Jezza concentrated on trust: fine by him to call a snap election, but the PM had responded time and again to questions on the issue by stating unequivocally that there was not going to be one. She was “a Prime Minister who promised there wouldn’t be one, a Prime Minister who cannot be trusted”. She had promised, and broken that promise. Therefore she could not be trusted. And there was worse to come.
Dennis Skinner - still able to muster a formidable Commons presence - asked Ms May for a guarantee that all those Tories in the frame for election expense charges should not be allowed to stand as candidates. To allow them to do so would make this, he claimed, the most squalid campaign in his lifetime. She had the opportunity to take action to clean up her own Augean Stables. She did not: all of those involved would be free to stand again.
Is your name Theresa May? I want a word with you
But it was the intervention of former minister Yvette Cooper that floored the Prime Minister. Her attack was direct and to the point (moreso than Corbyn): “The prime minister yesterday said she was calling an election because parliament was blocking Brexit. But three quarters of MPs and two thirds of the Lords voted for article 50. So that’s not true, is it?” she started, and then swiftly followed through.
“And a month ago she told her official spokesman to rule out an early general election and that wasn’t true either, was it? She wants us to believe she is a woman of her word. Isn’t the truth that we can’t believe a single word she says?”

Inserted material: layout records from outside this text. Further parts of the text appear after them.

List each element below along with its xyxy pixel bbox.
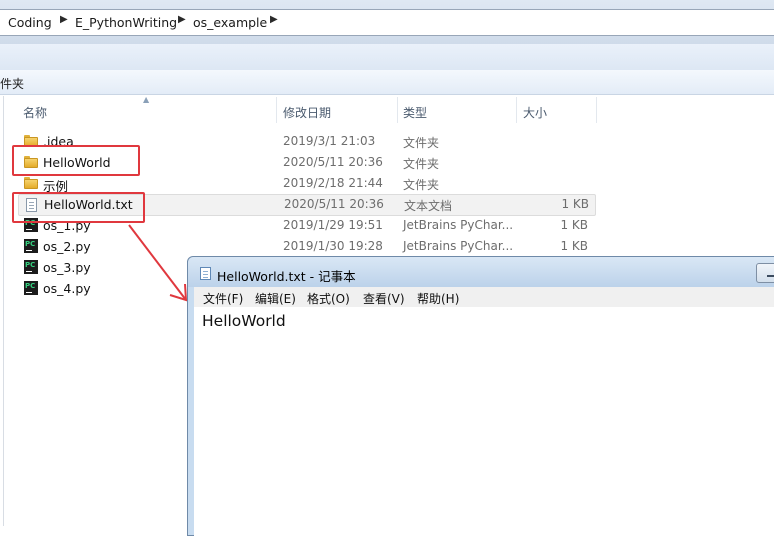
command-bar: 件夹	[0, 70, 774, 95]
breadcrumb-item-os-example[interactable]: os_example	[193, 15, 267, 30]
notepad-title-bar[interactable]: HelloWorld.txt - 记事本	[188, 257, 774, 287]
file-name: os_3.py	[43, 260, 91, 275]
notepad-icon	[200, 267, 211, 280]
menu-format[interactable]: 格式(O)	[307, 290, 350, 307]
column-header-size[interactable]: 大小	[523, 104, 547, 121]
breadcrumb[interactable]: Coding ▶ E_PythonWriting ▶ os_example ▶	[0, 9, 774, 36]
file-name: os_2.py	[43, 239, 91, 254]
column-header-modified[interactable]: 修改日期	[283, 104, 331, 121]
window-title: HelloWorld.txt - 记事本	[217, 269, 356, 284]
breadcrumb-item-e-pythonwriting[interactable]: E_PythonWriting	[75, 15, 177, 30]
menu-help[interactable]: 帮助(H)	[417, 290, 459, 307]
file-modified: 2020/5/11 20:36	[284, 197, 384, 211]
pane-divider[interactable]	[3, 96, 4, 526]
file-type: 文件夹	[403, 178, 440, 192]
file-type: 文件夹	[403, 157, 440, 171]
toolbar	[0, 44, 774, 71]
breadcrumb-separator-icon[interactable]: ▶	[60, 14, 68, 25]
text-editor-area[interactable]: HelloWorld	[194, 307, 774, 537]
minimize-icon	[767, 275, 774, 277]
file-type: 文本文档	[404, 199, 453, 213]
file-modified: 2019/1/30 19:28	[283, 239, 383, 253]
column-header-name[interactable]: 名称	[23, 104, 47, 121]
file-type: 文件夹	[403, 136, 440, 150]
document-text[interactable]: HelloWorld	[202, 312, 286, 330]
pycharm-file-icon: PC	[24, 260, 38, 274]
breadcrumb-item-coding[interactable]: Coding	[8, 15, 52, 30]
file-row-os-2-py[interactable]: PC os_2.py 2019/1/30 19:28 JetBrains PyC…	[18, 236, 594, 256]
file-size: 1 KB	[560, 218, 588, 232]
column-divider[interactable]	[516, 97, 517, 123]
file-name: os_4.py	[43, 281, 91, 296]
menu-file[interactable]: 文件(F)	[203, 290, 243, 307]
file-row-examples-folder[interactable]: 示例 2019/2/18 21:44 文件夹	[18, 173, 594, 194]
file-type: JetBrains PyChar...	[403, 218, 514, 232]
file-modified: 2019/3/1 21:03	[283, 134, 376, 148]
menu-bar: 文件(F) 编辑(E) 格式(O) 查看(V) 帮助(H)	[194, 287, 774, 308]
highlight-box-helloworld-folder	[12, 145, 140, 176]
new-folder-button[interactable]: 件夹	[0, 75, 24, 92]
file-modified: 2019/2/18 21:44	[283, 176, 383, 190]
breadcrumb-separator-icon[interactable]: ▶	[270, 14, 278, 25]
file-type: JetBrains PyChar...	[403, 239, 514, 253]
sort-ascending-icon: ▲	[143, 95, 150, 104]
notepad-window[interactable]: HelloWorld.txt - 记事本 文件(F) 编辑(E) 格式(O) 查…	[187, 256, 774, 537]
minimize-button[interactable]	[756, 263, 774, 283]
pycharm-file-icon: PC	[24, 239, 38, 253]
pycharm-file-icon: PC	[24, 281, 38, 295]
breadcrumb-separator-icon[interactable]: ▶	[178, 14, 186, 25]
column-divider[interactable]	[276, 97, 277, 123]
menu-view[interactable]: 查看(V)	[363, 290, 405, 307]
file-modified: 2019/1/29 19:51	[283, 218, 383, 232]
file-size: 1 KB	[560, 239, 588, 253]
highlight-box-helloworld-txt	[12, 192, 145, 223]
folder-icon	[24, 177, 38, 189]
column-divider[interactable]	[596, 97, 597, 123]
menu-edit[interactable]: 编辑(E)	[255, 290, 296, 307]
file-size: 1 KB	[561, 197, 589, 211]
file-modified: 2020/5/11 20:36	[283, 155, 383, 169]
column-header-type[interactable]: 类型	[403, 104, 427, 121]
column-divider[interactable]	[397, 97, 398, 123]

When Jezza fired back at Ms May’s boasts on her Government’s performance “If she's so proud of her record, why won't she debate it?”, it was all too clear why. Theresa May will be propped up by a compliant and corrupt press, shielded from anything her team cannot control, and will not venture anywhere near an actual debate.
As Labour and especially Ms Cooper showed today, that is because our Prime Minister is not up to it. As a result, she is, as Mrs T might have put it, frit.